What exactly could he have done? Essentially, what happened was that the Court took a case which circumstances had already rendered moot before it was heard. Nobody could argue that the decision was unfair for the winner, because he "won"; nobody could argue that the decision was unfair for the "loser" because he didn't really lose anything. Since nobody could really dispute the outcome, nobody could really protest that the court had no legitimate authority to make the decision in the first place.
There is nothing in the Constitution that gives the judiciary the power to review laws passed by congress and declare them unconstitutional. Marshall was motivated by politics. He was a Federalist while Jefferson and Madison were "Democratic-Republicans." Marbury, like Marshall, was a Federalist.
Marshall wanted to embarrass and rebuke Jefferson and Madison, so he created out of whole cloth the notion of "judicial review," grabbing for the court the power to rule acts of congress unconstitutional.

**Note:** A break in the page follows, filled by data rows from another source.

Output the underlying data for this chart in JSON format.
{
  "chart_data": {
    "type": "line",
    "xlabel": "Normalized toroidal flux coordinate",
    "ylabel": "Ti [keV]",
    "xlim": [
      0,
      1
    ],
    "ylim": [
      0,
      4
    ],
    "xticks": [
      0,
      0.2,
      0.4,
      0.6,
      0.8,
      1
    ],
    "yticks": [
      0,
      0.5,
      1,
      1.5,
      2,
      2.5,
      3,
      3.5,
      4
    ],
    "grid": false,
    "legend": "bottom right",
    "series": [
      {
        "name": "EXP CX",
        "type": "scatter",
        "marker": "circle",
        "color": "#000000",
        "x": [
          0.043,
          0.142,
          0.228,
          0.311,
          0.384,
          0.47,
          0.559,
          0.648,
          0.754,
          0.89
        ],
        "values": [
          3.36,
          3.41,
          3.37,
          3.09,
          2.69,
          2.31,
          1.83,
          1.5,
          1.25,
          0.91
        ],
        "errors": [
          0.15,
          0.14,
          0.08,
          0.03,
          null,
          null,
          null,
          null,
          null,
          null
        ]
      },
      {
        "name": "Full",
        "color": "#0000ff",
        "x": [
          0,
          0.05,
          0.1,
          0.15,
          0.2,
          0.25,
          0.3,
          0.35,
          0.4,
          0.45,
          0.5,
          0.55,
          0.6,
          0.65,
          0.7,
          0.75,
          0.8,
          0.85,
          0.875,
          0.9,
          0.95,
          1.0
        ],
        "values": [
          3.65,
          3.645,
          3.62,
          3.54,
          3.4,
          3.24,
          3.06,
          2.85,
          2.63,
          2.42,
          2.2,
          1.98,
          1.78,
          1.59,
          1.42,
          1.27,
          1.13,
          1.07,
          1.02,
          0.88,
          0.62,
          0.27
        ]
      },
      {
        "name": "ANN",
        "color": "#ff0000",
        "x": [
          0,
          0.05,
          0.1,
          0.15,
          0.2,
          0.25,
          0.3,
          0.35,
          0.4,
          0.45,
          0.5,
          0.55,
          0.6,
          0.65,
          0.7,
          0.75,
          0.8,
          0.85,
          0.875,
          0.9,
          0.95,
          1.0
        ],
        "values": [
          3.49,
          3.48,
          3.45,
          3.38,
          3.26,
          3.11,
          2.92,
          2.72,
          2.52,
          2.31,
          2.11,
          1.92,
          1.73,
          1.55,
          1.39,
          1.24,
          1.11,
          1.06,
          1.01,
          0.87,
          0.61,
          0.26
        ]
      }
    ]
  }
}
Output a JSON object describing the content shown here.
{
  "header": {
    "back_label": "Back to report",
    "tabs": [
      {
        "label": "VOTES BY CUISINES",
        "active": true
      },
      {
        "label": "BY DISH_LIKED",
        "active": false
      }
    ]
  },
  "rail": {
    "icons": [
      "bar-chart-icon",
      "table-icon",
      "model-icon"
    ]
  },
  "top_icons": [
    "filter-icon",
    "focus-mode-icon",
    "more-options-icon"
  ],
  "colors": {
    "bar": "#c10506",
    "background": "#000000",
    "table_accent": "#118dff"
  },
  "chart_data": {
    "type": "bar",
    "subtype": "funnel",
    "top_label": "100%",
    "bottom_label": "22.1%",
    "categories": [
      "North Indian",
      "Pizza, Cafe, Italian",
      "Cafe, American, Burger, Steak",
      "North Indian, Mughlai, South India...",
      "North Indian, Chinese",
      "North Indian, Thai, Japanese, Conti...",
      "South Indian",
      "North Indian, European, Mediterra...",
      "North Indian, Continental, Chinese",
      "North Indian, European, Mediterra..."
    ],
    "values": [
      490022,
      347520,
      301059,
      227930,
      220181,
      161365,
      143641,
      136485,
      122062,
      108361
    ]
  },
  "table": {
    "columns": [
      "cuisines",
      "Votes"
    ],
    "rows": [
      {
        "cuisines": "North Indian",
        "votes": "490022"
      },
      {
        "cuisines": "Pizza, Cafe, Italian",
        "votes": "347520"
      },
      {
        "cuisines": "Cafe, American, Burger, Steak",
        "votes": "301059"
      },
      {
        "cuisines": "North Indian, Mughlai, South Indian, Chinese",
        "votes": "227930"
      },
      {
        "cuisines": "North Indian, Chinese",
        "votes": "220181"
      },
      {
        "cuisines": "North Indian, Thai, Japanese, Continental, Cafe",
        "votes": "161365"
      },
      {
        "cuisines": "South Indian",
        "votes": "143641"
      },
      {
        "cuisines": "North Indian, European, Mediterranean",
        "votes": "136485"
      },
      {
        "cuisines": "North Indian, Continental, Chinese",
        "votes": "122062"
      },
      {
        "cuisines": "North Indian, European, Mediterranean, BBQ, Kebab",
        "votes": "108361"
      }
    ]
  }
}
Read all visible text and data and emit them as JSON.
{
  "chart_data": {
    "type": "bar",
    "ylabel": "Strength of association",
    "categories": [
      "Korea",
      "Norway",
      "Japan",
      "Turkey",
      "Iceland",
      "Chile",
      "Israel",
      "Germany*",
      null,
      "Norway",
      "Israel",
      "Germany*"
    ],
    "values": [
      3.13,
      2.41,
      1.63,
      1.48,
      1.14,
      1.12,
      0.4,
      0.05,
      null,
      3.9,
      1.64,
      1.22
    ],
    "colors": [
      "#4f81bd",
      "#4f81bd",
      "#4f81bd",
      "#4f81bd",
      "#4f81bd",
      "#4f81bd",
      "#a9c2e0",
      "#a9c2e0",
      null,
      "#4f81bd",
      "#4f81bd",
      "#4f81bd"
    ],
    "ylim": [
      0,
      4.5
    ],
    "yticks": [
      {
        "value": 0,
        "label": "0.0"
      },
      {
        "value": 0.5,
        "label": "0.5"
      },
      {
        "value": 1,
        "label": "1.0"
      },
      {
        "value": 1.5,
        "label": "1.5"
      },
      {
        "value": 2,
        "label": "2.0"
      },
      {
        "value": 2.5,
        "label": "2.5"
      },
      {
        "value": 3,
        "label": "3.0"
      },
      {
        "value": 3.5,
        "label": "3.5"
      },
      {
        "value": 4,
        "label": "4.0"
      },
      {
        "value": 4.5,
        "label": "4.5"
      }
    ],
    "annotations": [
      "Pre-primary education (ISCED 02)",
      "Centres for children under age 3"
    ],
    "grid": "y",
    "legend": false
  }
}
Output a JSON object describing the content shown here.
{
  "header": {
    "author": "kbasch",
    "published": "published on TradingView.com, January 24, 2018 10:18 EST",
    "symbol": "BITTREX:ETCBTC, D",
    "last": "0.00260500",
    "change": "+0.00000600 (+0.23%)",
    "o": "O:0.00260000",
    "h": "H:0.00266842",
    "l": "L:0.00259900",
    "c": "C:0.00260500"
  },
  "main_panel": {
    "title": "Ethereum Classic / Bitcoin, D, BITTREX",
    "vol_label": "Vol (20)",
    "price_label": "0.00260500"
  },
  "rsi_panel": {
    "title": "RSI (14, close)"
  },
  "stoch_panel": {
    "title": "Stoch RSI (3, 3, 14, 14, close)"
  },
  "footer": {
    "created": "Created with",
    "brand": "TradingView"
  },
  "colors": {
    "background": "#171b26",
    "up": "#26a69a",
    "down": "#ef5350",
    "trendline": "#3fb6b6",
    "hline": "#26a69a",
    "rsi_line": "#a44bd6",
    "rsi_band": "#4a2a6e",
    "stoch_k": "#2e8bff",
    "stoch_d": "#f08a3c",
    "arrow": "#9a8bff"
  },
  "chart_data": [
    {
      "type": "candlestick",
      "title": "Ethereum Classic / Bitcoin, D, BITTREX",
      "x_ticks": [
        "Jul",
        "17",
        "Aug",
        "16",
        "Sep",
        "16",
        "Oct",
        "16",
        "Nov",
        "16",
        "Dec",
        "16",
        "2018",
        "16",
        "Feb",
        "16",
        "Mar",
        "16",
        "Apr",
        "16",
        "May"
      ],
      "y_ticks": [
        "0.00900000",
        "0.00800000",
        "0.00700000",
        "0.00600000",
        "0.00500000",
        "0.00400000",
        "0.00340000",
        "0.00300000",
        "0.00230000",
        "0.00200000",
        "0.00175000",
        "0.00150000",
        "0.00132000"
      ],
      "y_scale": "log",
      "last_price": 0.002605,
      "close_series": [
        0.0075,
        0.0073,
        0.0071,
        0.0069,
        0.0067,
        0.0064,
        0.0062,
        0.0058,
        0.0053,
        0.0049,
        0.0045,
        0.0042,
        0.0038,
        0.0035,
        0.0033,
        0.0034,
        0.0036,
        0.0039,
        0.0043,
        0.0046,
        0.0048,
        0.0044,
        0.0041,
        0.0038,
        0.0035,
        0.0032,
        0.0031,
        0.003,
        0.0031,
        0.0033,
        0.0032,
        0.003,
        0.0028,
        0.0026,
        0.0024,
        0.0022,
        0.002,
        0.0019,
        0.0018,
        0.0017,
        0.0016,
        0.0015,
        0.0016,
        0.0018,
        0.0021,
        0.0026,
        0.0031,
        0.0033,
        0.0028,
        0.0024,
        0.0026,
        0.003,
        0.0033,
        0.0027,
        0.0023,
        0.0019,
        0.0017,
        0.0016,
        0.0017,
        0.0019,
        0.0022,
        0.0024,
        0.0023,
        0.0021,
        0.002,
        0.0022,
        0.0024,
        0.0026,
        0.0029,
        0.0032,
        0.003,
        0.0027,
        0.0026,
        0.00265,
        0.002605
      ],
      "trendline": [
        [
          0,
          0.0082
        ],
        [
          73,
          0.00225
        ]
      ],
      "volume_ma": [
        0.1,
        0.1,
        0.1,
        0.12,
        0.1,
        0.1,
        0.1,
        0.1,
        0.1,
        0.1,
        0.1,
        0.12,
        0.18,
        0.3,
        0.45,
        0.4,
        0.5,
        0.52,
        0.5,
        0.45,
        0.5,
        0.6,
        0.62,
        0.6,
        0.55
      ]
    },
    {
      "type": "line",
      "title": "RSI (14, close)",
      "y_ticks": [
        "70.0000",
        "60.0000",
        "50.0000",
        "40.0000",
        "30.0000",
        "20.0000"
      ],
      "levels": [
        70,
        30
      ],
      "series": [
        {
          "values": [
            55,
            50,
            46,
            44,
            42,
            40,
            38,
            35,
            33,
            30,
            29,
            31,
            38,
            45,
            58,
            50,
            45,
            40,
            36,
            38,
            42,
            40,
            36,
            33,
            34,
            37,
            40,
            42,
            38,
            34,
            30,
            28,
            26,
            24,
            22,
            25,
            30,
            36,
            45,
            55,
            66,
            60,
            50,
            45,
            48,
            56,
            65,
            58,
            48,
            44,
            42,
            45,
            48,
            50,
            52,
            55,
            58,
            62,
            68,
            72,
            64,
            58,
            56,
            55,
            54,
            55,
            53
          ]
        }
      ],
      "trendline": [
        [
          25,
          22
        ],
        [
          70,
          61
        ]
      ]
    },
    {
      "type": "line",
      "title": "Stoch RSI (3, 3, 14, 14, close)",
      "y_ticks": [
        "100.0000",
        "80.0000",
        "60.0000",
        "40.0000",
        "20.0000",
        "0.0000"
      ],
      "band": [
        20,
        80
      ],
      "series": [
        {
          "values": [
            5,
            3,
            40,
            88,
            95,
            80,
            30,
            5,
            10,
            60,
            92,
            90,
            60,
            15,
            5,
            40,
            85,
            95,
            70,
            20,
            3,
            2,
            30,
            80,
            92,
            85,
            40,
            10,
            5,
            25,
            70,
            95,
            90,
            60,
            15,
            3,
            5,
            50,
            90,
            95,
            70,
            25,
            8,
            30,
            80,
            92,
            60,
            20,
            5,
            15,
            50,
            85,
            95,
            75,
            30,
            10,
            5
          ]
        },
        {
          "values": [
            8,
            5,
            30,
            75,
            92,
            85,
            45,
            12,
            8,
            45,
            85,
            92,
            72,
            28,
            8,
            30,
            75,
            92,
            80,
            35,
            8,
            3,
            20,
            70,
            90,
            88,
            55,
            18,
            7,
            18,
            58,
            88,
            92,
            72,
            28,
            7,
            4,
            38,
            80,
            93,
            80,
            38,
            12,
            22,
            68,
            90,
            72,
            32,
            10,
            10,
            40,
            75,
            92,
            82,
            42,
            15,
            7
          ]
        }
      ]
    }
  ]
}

That was the first violation of the separation of powers in our history.
Jefferson (and congress, for that matter; it was filled with Jeffersonians at the time) should have been true to the founding constitutional principles and told the court it had no standing to even rule on the Marbury matter. Jefferson should have made the case publically for rejecting "judicial review" of acts of congress, because such review is not in the constitutional powers granted the court. We have had an increasingly runaway judiciary ever since.